A selection of health policy stories from California and Massachusetts.
Los Angeles Times: L.A. Sues To Block Measure To Create L.A. Health Department
Los Angeles County filed suit Tuesday to remove from the ballot a measure that would strip the city of Los Angeles from the county health department's jurisdiction and require the city to create its own department. The suit argues that the ballot measure, set to appear before voters in June, is invalid because it seeks to take away administrative decision-making authority that is the purview of the county and the city, and that it is preempted by state law (Mehta, 10/1).
WBUR: As Nation Braces For Obamacare, Mass. Tackles Health Costs
In the midst of all this Obamacare angst and government shutdown, our fair state this week kicks off the Oscars of health wonkdom, aka, the Massachusetts Health Policy Commission's Annual Health Care Cost Trends Hearing. It's a time for state health care officials and bureaucrats to conduct a little reality check with insurers, hospitals, businesses and consumers to ensure that everyone's making a good-faith effort to hold down medical costs. Stuart Altman, economist and professor of National Health Policy at Brandeis University and chair of the board of the Massachusetts Health Policy Commission, says the role of the commission is to keep all of the players involved in the health system accountable and sharply focused on driving down costs while improving quality (Zimmerman, 10/1).

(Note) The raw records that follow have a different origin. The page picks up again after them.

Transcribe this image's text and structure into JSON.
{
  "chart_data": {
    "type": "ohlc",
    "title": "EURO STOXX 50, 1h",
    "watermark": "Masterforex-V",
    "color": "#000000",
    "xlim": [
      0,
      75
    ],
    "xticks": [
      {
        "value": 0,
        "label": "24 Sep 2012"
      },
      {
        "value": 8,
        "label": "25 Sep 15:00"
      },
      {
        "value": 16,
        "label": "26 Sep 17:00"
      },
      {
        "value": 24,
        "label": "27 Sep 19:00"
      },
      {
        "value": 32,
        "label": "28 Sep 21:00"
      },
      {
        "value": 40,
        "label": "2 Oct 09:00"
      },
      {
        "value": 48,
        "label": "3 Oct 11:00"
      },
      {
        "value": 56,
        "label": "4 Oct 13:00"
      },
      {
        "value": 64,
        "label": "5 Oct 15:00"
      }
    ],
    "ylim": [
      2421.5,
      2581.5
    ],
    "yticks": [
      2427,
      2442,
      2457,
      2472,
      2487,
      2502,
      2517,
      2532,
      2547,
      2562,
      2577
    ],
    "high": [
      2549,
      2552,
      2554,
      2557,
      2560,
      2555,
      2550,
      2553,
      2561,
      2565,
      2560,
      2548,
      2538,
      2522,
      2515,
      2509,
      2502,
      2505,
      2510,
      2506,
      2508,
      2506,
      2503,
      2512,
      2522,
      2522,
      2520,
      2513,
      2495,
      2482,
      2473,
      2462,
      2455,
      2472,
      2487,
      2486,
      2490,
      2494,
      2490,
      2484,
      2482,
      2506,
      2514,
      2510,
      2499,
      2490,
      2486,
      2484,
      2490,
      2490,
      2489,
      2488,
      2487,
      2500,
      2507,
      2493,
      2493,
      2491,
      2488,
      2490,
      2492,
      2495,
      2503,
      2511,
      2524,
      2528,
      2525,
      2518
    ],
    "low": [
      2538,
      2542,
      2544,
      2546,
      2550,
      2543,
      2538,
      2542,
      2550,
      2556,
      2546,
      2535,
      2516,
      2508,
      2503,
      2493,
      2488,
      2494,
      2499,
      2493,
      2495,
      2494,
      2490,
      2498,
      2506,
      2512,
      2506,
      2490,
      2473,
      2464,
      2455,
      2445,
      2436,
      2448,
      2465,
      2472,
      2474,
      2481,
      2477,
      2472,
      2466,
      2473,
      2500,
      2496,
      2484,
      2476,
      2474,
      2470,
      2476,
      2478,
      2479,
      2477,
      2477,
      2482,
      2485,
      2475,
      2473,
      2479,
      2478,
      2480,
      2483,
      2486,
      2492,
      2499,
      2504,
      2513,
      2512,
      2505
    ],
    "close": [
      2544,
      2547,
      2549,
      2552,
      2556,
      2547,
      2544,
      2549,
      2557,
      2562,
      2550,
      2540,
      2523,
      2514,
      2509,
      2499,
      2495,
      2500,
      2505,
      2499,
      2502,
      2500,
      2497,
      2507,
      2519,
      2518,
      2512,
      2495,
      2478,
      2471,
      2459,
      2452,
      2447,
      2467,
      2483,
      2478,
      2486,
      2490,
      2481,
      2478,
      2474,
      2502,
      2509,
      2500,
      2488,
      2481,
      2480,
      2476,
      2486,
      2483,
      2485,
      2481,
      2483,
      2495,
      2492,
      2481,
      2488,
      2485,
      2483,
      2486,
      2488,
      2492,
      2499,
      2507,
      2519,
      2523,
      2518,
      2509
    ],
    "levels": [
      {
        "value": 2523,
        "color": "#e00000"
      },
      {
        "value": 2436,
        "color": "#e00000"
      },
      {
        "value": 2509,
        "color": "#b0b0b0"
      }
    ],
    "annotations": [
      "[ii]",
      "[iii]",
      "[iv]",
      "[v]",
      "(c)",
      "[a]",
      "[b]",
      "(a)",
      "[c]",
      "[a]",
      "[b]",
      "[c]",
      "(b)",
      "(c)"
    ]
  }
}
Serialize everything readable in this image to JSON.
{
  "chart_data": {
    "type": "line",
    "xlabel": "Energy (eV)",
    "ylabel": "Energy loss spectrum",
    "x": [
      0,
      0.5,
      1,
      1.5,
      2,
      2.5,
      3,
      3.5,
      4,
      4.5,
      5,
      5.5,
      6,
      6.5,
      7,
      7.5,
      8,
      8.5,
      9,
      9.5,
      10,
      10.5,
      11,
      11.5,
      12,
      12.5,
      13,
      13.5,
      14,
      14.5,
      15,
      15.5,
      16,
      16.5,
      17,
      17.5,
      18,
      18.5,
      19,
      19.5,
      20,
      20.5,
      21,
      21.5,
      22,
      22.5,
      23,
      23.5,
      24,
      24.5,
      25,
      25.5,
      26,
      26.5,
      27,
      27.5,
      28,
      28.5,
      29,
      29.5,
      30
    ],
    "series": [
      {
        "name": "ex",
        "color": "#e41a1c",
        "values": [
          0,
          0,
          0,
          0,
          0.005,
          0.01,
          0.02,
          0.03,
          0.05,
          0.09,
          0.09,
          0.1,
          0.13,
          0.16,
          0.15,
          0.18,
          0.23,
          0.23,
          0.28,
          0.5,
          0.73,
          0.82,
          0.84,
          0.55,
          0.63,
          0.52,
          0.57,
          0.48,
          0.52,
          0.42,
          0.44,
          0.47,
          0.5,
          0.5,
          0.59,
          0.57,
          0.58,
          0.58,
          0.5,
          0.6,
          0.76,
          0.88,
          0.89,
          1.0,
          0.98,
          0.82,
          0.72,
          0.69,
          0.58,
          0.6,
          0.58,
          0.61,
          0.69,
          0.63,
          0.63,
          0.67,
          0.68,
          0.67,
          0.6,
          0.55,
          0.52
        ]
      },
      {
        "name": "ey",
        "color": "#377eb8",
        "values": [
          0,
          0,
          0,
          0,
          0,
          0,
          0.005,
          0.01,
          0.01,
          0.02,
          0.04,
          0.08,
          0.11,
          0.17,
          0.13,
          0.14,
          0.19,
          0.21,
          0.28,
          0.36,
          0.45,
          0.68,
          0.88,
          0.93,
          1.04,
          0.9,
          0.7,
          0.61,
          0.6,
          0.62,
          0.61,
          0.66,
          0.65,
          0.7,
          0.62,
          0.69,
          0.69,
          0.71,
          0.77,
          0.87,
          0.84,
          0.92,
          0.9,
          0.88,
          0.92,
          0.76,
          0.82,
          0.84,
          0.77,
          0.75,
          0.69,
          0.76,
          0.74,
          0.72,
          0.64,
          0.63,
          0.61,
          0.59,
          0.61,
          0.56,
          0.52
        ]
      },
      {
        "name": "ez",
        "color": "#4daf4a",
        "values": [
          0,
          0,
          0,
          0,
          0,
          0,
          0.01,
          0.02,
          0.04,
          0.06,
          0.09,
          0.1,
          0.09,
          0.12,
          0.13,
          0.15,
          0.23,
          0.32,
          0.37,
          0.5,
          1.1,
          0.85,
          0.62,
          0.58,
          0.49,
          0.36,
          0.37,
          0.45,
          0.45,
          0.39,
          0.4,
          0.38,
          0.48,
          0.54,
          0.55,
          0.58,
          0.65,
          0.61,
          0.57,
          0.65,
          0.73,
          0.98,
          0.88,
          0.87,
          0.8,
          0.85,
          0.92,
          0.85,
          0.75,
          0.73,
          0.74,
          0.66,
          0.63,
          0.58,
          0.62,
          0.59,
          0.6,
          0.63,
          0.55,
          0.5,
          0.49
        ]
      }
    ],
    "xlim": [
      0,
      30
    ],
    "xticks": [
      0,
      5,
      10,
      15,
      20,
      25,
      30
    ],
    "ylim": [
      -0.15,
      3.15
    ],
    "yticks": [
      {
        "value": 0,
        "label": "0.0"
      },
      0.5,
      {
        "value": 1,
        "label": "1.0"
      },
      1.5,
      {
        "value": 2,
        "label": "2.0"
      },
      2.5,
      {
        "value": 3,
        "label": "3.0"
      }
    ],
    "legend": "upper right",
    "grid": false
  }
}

California Healthline: Tech Leaders Target The Underserved
At Monday's opening session of the annual Health 2.0 Conference -- a health information technology meeting held this year in Santa Clara -- experts in the field said technology can be used to address some of the health disparities in California and to reach the state's underserved populations. "There are strong predictors of limited access to health care," said Urmimala Sarkar, a UC-San Francisco resident physician and researcher, "and those are exactly the same factors that produce health disparities." Lower income, geographic isolation, cultural differences and language barriers all contribute both to a decline in the quality of health care and access to it, she said (10/1).